Since he likes my work, I asked him for me a letter of recommendation to the English Writing and Rhetoric department of a local private university. We met, by chance, in the mailroom this afternoon.

"So, um…what am I supposed to say in this letter?"

"I don't know, that you think I have potential as a writer or something" (note: I *wanted* to say "say exactly what you said at that party right before we started to do shots out of a ladle" except I wasn't entirely sure he'd remember calling me an "autodidactic genius" and it's not really the sort of thing that one wants to prompt.)

"I'm going to have to Google a form or something" he said.

"Well, if you don't want to that's okay, it's just that they won't let me into seminary without an undergraduate degree and …" I petered out

"Wait.
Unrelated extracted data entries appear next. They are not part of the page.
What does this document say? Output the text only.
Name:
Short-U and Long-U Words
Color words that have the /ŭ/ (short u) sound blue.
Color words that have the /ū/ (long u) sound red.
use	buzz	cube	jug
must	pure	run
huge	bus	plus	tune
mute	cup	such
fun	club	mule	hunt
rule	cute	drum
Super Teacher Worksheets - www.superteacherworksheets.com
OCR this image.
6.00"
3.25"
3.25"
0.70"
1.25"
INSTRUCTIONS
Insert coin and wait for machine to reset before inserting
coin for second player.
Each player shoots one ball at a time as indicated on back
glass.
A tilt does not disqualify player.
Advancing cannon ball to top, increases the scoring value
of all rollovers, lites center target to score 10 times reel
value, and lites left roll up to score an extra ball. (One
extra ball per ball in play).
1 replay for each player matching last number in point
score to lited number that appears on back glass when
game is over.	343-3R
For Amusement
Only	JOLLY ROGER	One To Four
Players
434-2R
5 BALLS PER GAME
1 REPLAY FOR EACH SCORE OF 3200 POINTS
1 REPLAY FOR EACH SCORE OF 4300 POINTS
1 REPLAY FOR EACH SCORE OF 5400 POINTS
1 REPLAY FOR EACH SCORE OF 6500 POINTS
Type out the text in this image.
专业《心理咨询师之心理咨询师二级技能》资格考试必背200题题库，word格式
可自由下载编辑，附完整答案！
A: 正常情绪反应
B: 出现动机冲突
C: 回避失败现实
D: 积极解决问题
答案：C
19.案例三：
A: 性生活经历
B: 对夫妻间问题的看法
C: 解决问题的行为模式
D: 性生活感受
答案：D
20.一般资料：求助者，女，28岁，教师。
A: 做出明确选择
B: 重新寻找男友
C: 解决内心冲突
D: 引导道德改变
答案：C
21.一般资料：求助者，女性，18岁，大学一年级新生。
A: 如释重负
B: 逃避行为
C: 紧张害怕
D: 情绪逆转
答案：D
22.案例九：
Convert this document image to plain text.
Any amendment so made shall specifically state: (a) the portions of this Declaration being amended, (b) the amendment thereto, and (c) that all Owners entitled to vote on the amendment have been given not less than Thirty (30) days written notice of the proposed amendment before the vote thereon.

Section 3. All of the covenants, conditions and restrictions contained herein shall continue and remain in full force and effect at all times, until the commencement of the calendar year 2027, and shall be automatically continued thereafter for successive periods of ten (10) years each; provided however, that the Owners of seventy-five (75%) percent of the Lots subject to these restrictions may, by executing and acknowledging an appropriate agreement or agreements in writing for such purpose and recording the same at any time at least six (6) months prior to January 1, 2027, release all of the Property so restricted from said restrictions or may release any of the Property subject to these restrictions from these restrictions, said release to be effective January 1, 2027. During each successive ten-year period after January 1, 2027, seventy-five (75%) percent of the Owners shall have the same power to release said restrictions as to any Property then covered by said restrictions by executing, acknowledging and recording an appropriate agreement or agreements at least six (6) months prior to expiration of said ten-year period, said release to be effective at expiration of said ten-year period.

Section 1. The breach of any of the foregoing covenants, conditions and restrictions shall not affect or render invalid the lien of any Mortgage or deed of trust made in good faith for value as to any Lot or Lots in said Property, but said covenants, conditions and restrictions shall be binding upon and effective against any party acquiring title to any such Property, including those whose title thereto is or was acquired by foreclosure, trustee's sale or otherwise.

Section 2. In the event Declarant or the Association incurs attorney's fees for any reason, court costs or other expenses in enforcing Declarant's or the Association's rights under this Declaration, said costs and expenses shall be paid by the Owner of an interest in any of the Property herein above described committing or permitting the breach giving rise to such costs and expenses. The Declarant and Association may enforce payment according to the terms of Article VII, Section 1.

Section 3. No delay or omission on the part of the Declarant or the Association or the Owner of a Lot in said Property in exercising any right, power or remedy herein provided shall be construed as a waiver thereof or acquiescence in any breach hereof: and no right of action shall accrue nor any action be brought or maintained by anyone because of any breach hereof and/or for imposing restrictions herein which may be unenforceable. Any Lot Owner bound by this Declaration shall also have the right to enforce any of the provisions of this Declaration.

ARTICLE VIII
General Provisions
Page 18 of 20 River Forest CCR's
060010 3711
Seminary? So you…want to be…a priest?" Confusion. Absolute bewilderment.

I wish I could have said "Yes. God has called me to a life of service in the ordained ministry and I figured I should damn well get to heedin'." But I didn't. Because Chris is an atheist (or at least a strongly dogmatic agnostic) and I didn't want him to lose respect for me or think me stupid I bunted.

"Yeah, well…I don't know if it will work out. There are a lot of committees and things…I really want to get inside the system and help people think. They're not doing themselves by believing what they're spoon-fed just because that's what the guy in the fancy collar says"

and yeah, I guess it's true. Generally speaking I think if you don't have to work and struggle for your faith, you're missing a whole big chunk of it, but even as the words were coming out of my mouth, I felt like I was denying a big part of Christ and his followers, and a lot of the faithful have earned a reputation for blindly following ridiculous biblical interpretations that they've pretty much earned themselves, but still. I felt wrong, and I felt ashamed.

This post was brought to you by Saint Peter's Rooster-brand Amnesia pills.